DOKU.ARTS
Zeughauskino Berlin
06.–23.10.2016

Exil

„Eine Revolution kennt kein unschuldiges Publikum“ – so beginnt der sehr persönliche Essayfilm des kambodschanischen Regisseurs Rithy Panh, der mit fünfzehn Jahren als einziges überlebendes Kind seiner Familie vor den Roten Khmer nach Frankreich floh. Panhs Filme kreisen um die Frage, wie man einen Genozid, von dem es keine Bilder gibt, im Kino erzählen kann.
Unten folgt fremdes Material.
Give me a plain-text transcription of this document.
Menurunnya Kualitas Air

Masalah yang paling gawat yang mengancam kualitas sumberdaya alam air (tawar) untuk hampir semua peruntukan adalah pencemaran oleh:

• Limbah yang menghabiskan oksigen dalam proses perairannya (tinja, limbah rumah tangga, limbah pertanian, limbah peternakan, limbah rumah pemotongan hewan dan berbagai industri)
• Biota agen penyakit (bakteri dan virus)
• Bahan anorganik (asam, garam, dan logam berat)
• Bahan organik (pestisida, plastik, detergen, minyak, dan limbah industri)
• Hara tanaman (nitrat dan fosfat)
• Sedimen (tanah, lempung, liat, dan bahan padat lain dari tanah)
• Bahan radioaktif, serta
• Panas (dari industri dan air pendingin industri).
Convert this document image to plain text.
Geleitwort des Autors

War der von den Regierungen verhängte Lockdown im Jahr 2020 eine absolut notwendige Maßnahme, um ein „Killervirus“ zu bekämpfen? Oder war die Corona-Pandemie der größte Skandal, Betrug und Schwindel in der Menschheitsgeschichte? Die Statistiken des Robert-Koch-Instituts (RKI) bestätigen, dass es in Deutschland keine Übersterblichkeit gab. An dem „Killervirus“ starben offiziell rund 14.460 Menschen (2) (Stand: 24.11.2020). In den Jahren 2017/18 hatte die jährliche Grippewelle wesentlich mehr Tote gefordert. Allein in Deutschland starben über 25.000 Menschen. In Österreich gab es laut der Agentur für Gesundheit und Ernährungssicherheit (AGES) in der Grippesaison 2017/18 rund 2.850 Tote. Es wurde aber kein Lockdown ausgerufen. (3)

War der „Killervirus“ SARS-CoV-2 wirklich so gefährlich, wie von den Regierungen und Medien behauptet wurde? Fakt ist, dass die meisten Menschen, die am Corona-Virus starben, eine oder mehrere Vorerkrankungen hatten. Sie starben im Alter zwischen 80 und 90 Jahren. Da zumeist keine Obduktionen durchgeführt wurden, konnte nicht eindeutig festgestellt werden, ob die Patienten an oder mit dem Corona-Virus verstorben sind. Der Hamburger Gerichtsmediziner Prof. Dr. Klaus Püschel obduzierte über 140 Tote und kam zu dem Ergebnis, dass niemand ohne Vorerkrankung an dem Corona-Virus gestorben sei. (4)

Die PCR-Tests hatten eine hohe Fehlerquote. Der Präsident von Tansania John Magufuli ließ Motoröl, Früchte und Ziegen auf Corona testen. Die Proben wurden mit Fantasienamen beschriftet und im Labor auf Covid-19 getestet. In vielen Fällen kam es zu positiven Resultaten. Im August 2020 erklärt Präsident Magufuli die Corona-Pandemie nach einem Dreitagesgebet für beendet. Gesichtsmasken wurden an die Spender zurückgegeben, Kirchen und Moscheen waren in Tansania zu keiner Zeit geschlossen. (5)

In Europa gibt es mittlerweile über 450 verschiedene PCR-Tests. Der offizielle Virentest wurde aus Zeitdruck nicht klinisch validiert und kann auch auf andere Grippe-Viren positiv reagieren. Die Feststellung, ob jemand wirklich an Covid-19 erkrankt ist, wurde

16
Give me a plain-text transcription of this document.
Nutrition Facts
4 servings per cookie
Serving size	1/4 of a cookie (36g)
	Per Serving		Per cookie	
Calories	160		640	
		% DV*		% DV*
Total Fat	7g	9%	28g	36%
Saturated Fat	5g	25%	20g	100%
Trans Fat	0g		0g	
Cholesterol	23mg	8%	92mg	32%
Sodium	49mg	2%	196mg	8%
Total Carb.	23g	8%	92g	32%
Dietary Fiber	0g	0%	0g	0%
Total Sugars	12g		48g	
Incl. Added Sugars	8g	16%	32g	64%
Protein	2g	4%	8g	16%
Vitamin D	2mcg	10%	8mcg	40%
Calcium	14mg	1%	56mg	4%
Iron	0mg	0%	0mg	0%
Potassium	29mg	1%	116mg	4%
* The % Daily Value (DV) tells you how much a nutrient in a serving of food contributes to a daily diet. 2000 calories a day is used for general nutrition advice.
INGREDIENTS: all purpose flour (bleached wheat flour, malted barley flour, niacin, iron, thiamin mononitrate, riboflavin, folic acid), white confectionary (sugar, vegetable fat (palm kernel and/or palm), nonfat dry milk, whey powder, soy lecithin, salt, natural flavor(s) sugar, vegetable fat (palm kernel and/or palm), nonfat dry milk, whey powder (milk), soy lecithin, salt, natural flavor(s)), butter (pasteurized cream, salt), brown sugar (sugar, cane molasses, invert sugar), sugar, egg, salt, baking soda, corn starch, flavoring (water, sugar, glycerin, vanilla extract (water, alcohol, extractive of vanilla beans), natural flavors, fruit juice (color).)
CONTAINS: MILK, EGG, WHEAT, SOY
Im Mittelpunkt von Exil steht der junge Panh, dargestellt von dem jungen Schauspieler Sang Nan. Der innere Monolog (gesprochen von Randal Douc) ist verzahnt mit Zitaten aus revolutionären Schriften, Propagandamaterial und Filmausschnitten und macht die inneren Auseinandersetzungen nachvollziehbar. Exil ist in jenem emotionalen Abgrund angesiedelt, der sich zwischen dem Erkenntnishorizont des verführbaren Jugendlichen und dem reflexiven Rückblick des Erwachsenen auftut. Die Archivbilder wechseln sich mit surreal bis realistischen, stets sorgfältig arrangierten Tableaus ab, in denen der Schauspieler wie auf einer Theaterbühne agiert.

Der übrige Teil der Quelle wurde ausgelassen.